F1000Research versions: Dimensions treats each F1000Research revision as a separate record with its own DOI. fetch_dimensions.py handles this by fetching all versions and summing their citations. Currently only v1 of Snakemake 2021 renders a per-year chart; v2 has the majority of citations but no chart.
Year range: Edit YEAR_MIN / YEAR_MAX in each script to extend the range.
Adding papers: Add new entries to the PAPERS list in all four fetch_*.py scripts, then re-run all five scripts.
Dimensions scraping: The fetch_dimensions.py script extracts data from Highcharts charts on badge.dimensions.ai. If their page structure changes, the JS extraction (window._Highcharts) may need updating. As a fallback, use the Playwright MCP in Claude Code to manually navigate and extract data (see below).

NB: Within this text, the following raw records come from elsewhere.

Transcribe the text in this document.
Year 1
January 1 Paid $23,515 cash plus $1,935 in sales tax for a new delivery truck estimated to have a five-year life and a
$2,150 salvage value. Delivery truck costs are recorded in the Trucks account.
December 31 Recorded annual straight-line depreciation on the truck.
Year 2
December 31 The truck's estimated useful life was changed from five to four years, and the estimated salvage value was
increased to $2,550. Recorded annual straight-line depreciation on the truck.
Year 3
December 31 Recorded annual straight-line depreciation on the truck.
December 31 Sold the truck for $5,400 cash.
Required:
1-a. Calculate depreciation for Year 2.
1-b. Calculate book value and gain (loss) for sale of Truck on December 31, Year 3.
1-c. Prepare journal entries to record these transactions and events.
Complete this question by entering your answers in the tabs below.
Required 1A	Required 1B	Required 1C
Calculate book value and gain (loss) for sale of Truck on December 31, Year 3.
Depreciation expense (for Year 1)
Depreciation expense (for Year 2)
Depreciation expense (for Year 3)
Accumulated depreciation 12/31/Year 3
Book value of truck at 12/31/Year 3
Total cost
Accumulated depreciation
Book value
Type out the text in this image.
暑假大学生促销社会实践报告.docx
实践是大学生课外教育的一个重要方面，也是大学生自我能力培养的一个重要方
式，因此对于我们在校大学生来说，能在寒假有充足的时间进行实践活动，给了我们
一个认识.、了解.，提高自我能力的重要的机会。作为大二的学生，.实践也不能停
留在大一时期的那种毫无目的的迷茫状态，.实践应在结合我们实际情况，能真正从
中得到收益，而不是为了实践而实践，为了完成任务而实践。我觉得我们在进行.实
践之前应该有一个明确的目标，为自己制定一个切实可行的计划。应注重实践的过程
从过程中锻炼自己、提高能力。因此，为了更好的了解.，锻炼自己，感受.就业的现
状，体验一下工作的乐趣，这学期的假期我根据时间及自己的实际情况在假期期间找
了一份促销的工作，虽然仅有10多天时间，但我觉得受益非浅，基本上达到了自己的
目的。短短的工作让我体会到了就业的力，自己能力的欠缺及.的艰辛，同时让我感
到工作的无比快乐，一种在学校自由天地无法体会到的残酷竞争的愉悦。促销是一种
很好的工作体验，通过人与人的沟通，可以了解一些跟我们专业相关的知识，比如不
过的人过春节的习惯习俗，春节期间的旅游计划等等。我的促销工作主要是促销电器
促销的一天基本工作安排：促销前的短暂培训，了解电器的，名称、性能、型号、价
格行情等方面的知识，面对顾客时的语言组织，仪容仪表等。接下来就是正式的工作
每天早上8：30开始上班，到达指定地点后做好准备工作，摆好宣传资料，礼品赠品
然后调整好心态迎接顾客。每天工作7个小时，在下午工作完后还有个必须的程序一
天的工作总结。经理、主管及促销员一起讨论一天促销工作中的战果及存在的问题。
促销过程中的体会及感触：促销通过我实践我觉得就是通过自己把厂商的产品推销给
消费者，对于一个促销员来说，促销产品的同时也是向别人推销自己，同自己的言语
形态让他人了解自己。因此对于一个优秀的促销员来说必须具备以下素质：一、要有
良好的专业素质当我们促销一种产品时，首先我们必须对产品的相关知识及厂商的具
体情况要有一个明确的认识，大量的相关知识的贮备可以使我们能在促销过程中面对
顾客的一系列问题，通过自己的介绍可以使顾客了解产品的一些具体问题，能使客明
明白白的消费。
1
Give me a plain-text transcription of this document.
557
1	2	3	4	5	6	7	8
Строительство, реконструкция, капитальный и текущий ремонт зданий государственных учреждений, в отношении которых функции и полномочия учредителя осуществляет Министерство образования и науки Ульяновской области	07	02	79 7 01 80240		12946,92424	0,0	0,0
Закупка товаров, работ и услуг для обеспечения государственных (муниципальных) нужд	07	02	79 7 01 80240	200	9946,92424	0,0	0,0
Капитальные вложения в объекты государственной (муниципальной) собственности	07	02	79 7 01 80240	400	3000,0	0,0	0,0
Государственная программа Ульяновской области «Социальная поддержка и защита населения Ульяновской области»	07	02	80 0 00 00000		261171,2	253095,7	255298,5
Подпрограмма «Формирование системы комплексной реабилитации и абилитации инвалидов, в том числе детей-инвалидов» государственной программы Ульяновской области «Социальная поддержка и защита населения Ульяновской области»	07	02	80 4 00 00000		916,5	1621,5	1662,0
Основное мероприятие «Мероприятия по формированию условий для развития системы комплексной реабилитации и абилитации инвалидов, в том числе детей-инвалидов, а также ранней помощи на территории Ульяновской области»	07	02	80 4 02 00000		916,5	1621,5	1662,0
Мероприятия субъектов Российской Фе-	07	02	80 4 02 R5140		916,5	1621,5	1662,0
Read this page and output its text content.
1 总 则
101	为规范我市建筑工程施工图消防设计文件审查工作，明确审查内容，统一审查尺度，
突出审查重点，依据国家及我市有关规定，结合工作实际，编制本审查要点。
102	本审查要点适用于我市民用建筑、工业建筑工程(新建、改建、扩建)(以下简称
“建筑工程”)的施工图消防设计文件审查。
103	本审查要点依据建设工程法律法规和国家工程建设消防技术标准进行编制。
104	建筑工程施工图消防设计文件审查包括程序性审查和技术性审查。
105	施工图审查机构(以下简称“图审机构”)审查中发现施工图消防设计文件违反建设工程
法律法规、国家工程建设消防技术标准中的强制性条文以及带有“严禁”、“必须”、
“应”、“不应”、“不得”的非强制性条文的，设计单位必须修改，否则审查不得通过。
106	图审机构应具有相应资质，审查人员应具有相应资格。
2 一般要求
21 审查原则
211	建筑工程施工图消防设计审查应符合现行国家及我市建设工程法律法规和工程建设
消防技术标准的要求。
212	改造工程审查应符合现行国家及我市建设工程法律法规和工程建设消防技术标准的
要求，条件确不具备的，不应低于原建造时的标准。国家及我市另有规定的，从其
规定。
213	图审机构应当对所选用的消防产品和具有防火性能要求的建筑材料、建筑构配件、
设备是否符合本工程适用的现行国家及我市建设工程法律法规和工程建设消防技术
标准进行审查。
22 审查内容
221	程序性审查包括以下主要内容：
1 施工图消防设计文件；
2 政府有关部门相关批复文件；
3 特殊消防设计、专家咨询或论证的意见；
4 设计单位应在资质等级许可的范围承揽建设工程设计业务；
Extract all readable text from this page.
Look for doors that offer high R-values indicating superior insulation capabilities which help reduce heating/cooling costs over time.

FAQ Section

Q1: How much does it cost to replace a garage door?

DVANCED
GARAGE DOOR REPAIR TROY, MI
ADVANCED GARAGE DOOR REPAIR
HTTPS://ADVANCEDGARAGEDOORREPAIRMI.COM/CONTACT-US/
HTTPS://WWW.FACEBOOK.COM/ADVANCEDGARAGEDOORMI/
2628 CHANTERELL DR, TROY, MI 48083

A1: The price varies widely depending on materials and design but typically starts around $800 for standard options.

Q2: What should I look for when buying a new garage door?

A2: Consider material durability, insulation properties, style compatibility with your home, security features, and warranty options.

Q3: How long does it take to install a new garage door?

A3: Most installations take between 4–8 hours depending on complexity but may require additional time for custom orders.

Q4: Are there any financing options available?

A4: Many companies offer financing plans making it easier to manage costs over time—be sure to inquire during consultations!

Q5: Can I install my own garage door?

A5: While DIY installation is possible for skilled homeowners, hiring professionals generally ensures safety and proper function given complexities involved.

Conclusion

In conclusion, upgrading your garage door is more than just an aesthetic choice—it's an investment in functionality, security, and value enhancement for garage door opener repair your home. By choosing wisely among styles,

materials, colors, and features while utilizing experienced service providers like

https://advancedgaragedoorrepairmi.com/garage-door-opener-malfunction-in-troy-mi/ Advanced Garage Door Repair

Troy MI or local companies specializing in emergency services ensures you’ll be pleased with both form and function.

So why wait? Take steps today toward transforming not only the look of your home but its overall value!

iCite: Only covers PubMed-indexed papers. Uses the citedByPmidsByYear field which gives exact per-year counts. Some papers need PMID overrides (DOI lookup fails) — these are hardcoded in fetch_icite.py.
Scopus DOI mismatches: Scopus returned the wrong record for two DOIs — 10.1186/gb-2012-13-10-r86 (Galaxy 2012) resolved to a histone PTM paper, and 10.1093/bioinformatics/btx152 (Pachyderm) resolved to HiC-spector. Both have been excluded from the Scopus summary in scopus/citation_data.json (their by_year data is removed; the entries are kept with an error field). If Scopus fixes this in future, re-run fetch_scopus.py.